While sports betting is currently illegal in the state of Vermont, a new push is seeking to make that change. A group of lawmakers is readying a proposal to turn the activity legal in the state after projections showed that the operation of sports gaming could collect millions in potential revenue. Although past proposals were unsuccessful, legislators are seeking to establish an attractive fee and tax structure, as well as a proper regulatory framework, to present before the Statehouse this summer.
“Different models yield different favorability with the industry, with my colleagues, and with the public,” said Sen. Kesha Ram Hinsdale, D-Chittenden County, as reported by WCAX3. The push comes after a recent 180-page report from the Legislature’s nonpartisan Joint Fiscal Office, which shows just how much revenue the state could rake in: it could be anywhere from $2 million to $10 million.
The issue of sports betting legalization has been long debated at the State House for a number of years now. However, the measure has not been picked up by the House Committee on General, Housing, and Military Affairs so far.
Representative Tom Stevens D-Waterbury, says issues surrounding problem gambling are less visible than problems with drinking. He also says that he wants to make sure all of the known facts and outcomes are out there and that people understand gambling is addictive. “This is a social proposition that we have to take very seriously,” Stevens said, as reported by WCAX3.

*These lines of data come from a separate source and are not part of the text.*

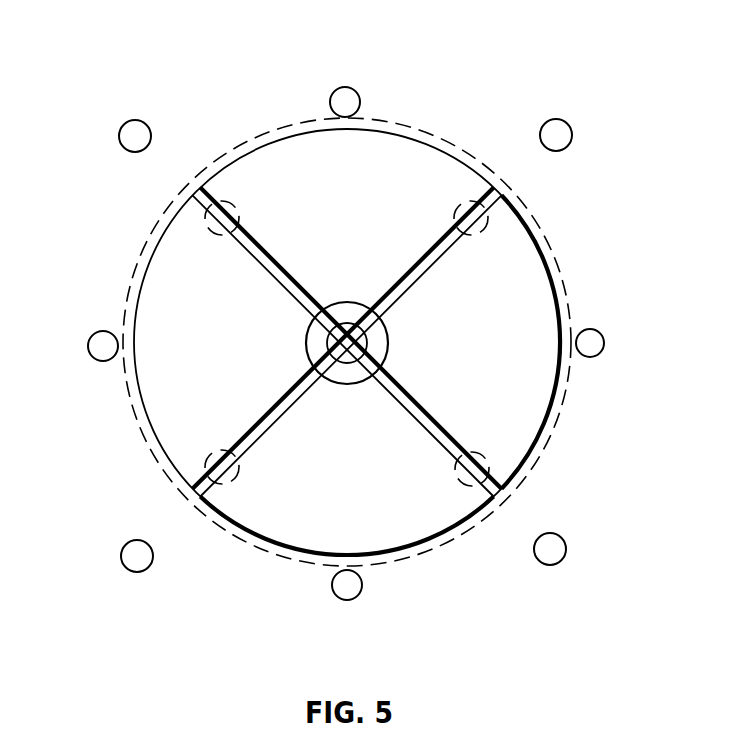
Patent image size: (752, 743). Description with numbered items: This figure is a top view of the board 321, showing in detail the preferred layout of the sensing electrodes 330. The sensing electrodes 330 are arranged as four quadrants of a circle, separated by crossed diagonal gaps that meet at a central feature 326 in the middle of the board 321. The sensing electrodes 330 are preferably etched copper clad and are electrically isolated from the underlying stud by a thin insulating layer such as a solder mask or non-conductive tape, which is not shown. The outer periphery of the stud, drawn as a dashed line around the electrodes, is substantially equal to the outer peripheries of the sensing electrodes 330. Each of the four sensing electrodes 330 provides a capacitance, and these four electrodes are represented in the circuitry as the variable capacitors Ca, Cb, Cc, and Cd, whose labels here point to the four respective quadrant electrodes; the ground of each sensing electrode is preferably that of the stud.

The board 321 is at (574, 205).
The center hub 326 is at (346, 302).
The sensing electrodes 330 is at (364, 192).
The variable capacitor Ca is at (405, 137).
The variable capacitor Cb is at (152, 258).
The variable capacitor Cc is at (396, 552).
The variable capacitor Cd is at (540, 443).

Because the activity is illegal in the state, Vermonters have, for years now, been traveling across state lines to place their bets or wagering through offshore platforms. However, if a measure passes, the Vermont Department of Liquor and Lottery would be able to regulate the industry and put age limits, license operators, and set limits on the amounts and numbers of bets.
“Right now, we are investigating an illegal gambling operation in Vermont where the players have lost tens of thousands of dollars. That wouldn’t happen in a regulated sports betting market,” said Wendy Knight, the department’s commissioner.
As of late, at least 32 states, including New York and Hampshire have approved sports betting in the country. According to Sen. Michael Sirotkin, D-Chittenden County, the outgoing chair of the Senate Committee on Economic Development, Housing and General Affairs, some lawmakers in the House have been reluctant to deal with so-called vices. “Whether it’s alcohol or marijuana or gambling, some people are more skittish than others,” he said.